The data, published on 27 August 2021 and analysed by The Pharmaceutical Journal, revealed that 87 community pharmacies have closed while 23 pharmacies have opened in 2021 so far, as of the end of August 2021, leaving a net closure of 64 community pharmacies in that time.
An additional two pharmacies were noted as being active but had planned closure dates in the first week of September 2021, while three pharmacies were listed as proposed to open by 6 September 2021.
To date, the net number of pharmacy closures in 2021 is a 53% decrease on the net number of closures in the first eight months of 2020, when it was revealed that 155 pharmacies had closed and 19 had opened, leaving a net closure of 136 pharmacies.
Nearly half of the closures (43) in 2021 were independent pharmacies or small multiples, with Boots, LloydsPharmacy and Rowlands Pharmacy also closing branches.
Mike Dent, director of pharmacy funding at the Pharmaceutical Services Negotiating Committee (PSNC), said: “Any pharmacy closure is a loss to the community it serves.”
He added that the pressures of the COVID-19 pandemic “have been some of the toughest that community pharmacy has ever faced, and NHS funding continues to put many contractors under intolerable financial strain”.
“PSNC is concerned about the potential for continuing closures, and also that many pharmacy businesses are only surviving by making cost-cutting measures that are impacting negatively on patients,” he said.
Leyla Hannbeck, chief executive of the Association of Independent Multiple Pharmacies, agreed that pharmacy contractors are “resisting pressures to close individual pharmacies which are struggling or even loss-making under the current funding by having to severely reduce costs, reduce investment and also cross-fund from profitable to loss-making pharmacies”.
“This is because our members are committed and passionate about providing independent pharmacy healthcare services in their local communities.
“Each year that they are forced to do this makes our members’ businesses weaker and less stable, and if funding is not reviewed to a sustainable level, there will eventually be a chaotic degradation of the pharmacy network in England and Wales.”

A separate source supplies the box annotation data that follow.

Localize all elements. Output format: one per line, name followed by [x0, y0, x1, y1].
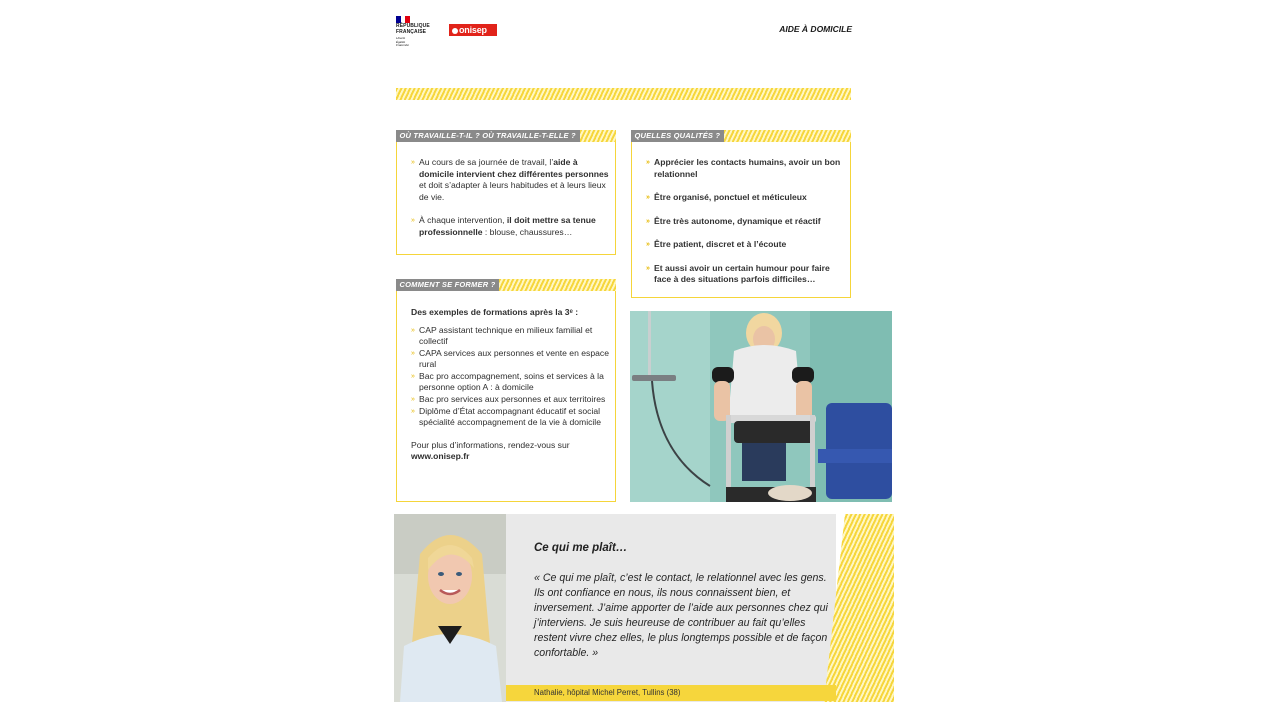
training-box — [396, 280, 616, 502]
quality-item: » Apprécier les contacts humains, avoir un bon relationnel — [646, 157, 846, 180]
onisep-logo-text: onisep — [459, 25, 487, 35]
training-item: » Bac pro services aux personnes et aux territoires — [411, 394, 611, 406]
where-paragraph-2: » À chaque intervention, il doit mettre sa tenue professionnelle : blouse, chaussures… — [411, 215, 611, 238]
republique-line-1: RÉPUBLIQUE — [396, 23, 430, 29]
quality-item: » Être organisé, ponctuel et méticuleux — [646, 192, 846, 204]
caregiver-photo — [630, 311, 892, 502]
document-page — [394, 0, 894, 720]
quality-item: » Être patient, discret et à l’écoute — [646, 239, 846, 251]
qualities-heading: QUELLES QUALITÉS ? — [631, 130, 725, 142]
quality-item: » Être très autonome, dynamique et réactif — [646, 216, 846, 228]
training-item: » Diplôme d’État accompagnant éducatif et social spécialité accompagnement de la vie à domicile — [411, 406, 611, 429]
testimony-signature: Nathalie, hôpital Michel Perret, Tullins (38) — [506, 685, 836, 701]
where-box — [396, 131, 616, 255]
onisep-link[interactable]: www.onisep.fr — [411, 451, 470, 462]
motto-liberte: Liberté — [396, 36, 406, 40]
caregiver-photo-illustration — [630, 311, 892, 502]
where-heading: OÙ TRAVAILLE-T-IL ? OÙ TRAVAILLE-T-ELLE ? — [396, 130, 580, 142]
training-more-info: Pour plus d’informations, rendez-vous sur — [411, 439, 570, 450]
where-paragraph-1: » Au cours de sa journée de travail, l’aide à domicile intervient chez différentes personnes et doit s’adapter à leurs habitudes et à leurs lieux de vie. — [411, 157, 611, 203]
onisep-dot-icon — [452, 28, 458, 34]
training-intro: Des exemples de formations après la 3ᵉ : — [411, 307, 579, 317]
testimony-section — [394, 514, 894, 702]
quality-item: » Et aussi avoir un certain humour pour faire face à des situations parfois difficiles… — [646, 263, 846, 286]
page-title: AIDE À DOMICILE — [779, 24, 852, 34]
french-flag-icon — [396, 16, 410, 23]
onisep-logo — [449, 24, 497, 36]
testimony-quote: « Ce qui me plaît, c’est le contact, le relationnel avec les gens. Ils ont confiance en nous, ils nous connaissent bien, et inversement. J’aime apporter de l’aide aux personnes chez qui j’interviens. Je suis heureuse de contribuer au fait qu’elles restent vivre chez elles, le plus longtemps possible et de façon confortable. » — [534, 572, 828, 659]
training-item: » Bac pro accompagnement, soins et services à la personne option A : à domicile — [411, 371, 611, 394]
training-item: » CAP assistant technique en milieux familial et collectif — [411, 325, 611, 348]
motto-egalite: Égalité — [396, 39, 406, 44]
testimony-title: Ce qui me plaît… — [534, 542, 628, 554]
nathalie-portrait — [394, 514, 506, 702]
republique-francaise-logo — [396, 16, 440, 50]
qualities-box — [631, 131, 851, 298]
training-item: » CAPA services aux personnes et vente en espace rural — [411, 348, 611, 371]
republique-line-2: FRANÇAISE — [396, 28, 427, 35]
training-heading: COMMENT SE FORMER ? — [396, 279, 500, 291]
motto-fraternite: Fraternité — [396, 43, 409, 48]
portrait-illustration — [394, 514, 506, 702]
yellow-hatched-band — [396, 88, 851, 100]
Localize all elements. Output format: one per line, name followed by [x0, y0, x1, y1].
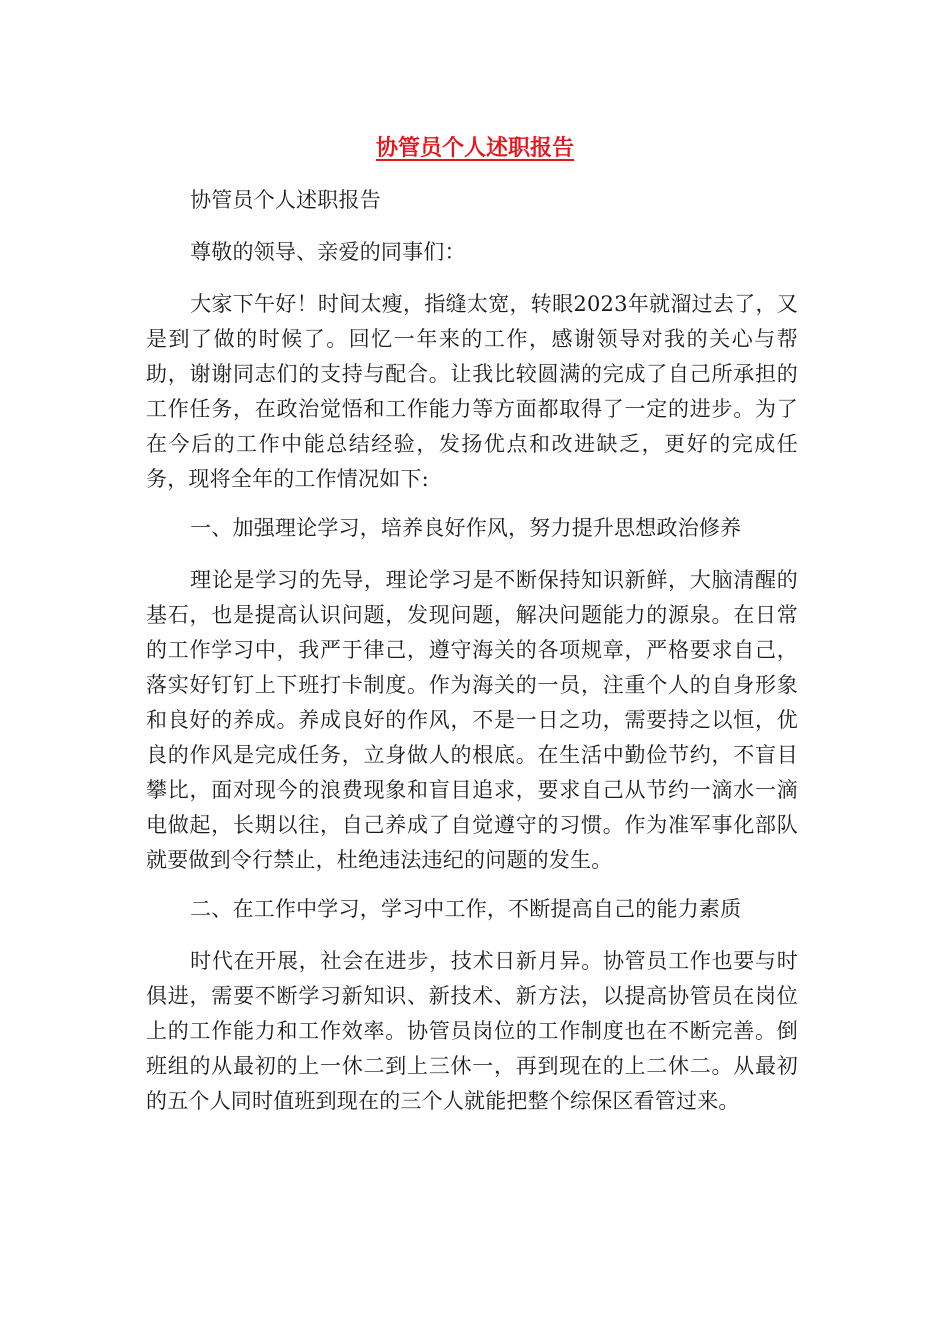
section-heading-2: 二、在工作中学习，学习中工作，不断提高自己的能力素质 [190, 897, 742, 921]
section-1-paragraph: 理论是学习的先导，理论学习是不断保持知识新鲜，大脑清醒的基石，也是提高认识问题，发现问题，解决问题能力的源泉。在日常的工作学习中，我严于律己，遵守海关的各项规章，严格要求自己，落实好钉钉上下班打卡制度。作为海关的一员，注重个人的自身形象和良好的养成。养成良好的作风，不是一日之功，需要持之以恒，优良的作风是完成任务，立身做人的根底。在生活中勤俭节约，不盲目攀比，面对现今的浪费现象和盲目追求，要求自己从节约一滴水一滴电做起，长期以往，自己养成了自觉遵守的习惯。作为准军事化部队就要做到令行禁止，杜绝违法违纪的问题的发生。 [146, 568, 798, 872]
document-body [146, 183, 798, 1133]
section-heading-1: 一、加强理论学习，培养良好作风，努力提升思想政治修养 [190, 516, 742, 540]
subtitle-paragraph: 协管员个人述职报告 [190, 188, 381, 212]
document-title: 协管员个人述职报告 [375, 136, 574, 161]
section-2-paragraph: 时代在开展，社会在进步，技术日新月异。协管员工作也要与时俱进，需要不断学习新知识、新技术、新方法，以提高协管员在岗位上的工作能力和工作效率。协管员岗位的工作制度也在不断完善。倒班组的从最初的上一休二到上三休一，再到现在的上二休二。从最初的五个人同时值班到现在的三个人就能把整个综保区看管过来。 [146, 949, 798, 1113]
salutation-paragraph: 尊敬的领导、亲爱的同事们： [190, 240, 466, 264]
intro-paragraph: 大家下午好！时间太瘦，指缝太宽，转眼2023年就溜过去了，又是到了做的时候了。回忆一年来的工作，感谢领导对我的关心与帮助，谢谢同志们的支持与配合。让我比较圆满的完成了自己所承担的工作任务，在政治觉悟和工作能力等方面都取得了一定的进步。为了在今后的工作中能总结经验，发扬优点和改进缺乏，更好的完成任务，现将全年的工作情况如下: [146, 292, 798, 491]
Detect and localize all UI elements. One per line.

The PSNC previously said that it submitted a bid for an increase to contractual funding above the agreed £2.592bn per year until 2023/2024, as part of its annual contractual negotiations, but that this was “flatly rejected” by the government.
Mark Lyonette, chief executive of the National Pharmacy Association, said: “Further closures means less capacity at a time when healthcare needs are growing and community-based provision needs to step up a gear.
“We take little comfort if the rate of decline in England has slowed compared to the previous year, as the trajectory is still downwards and, fundamentally, the financials don’t stack up.
“Sadly, there is more of this to come in England without a fresh injection of funds, as the analysis we commissioned from EY showed very clearly.”
The report from EY, published in September 2020, found that up to 85% of community pharmacies in England will be in financial deficit by 2024 if the funding arrangements remain the same.
The decline in the pharmacy closure rate comes after The Pharmaceutical Journal revealed that nearly four pharmacies closed per week in 2020, with more than four times as many closing in the most deprived parts of England than in the most affluent areas of the country.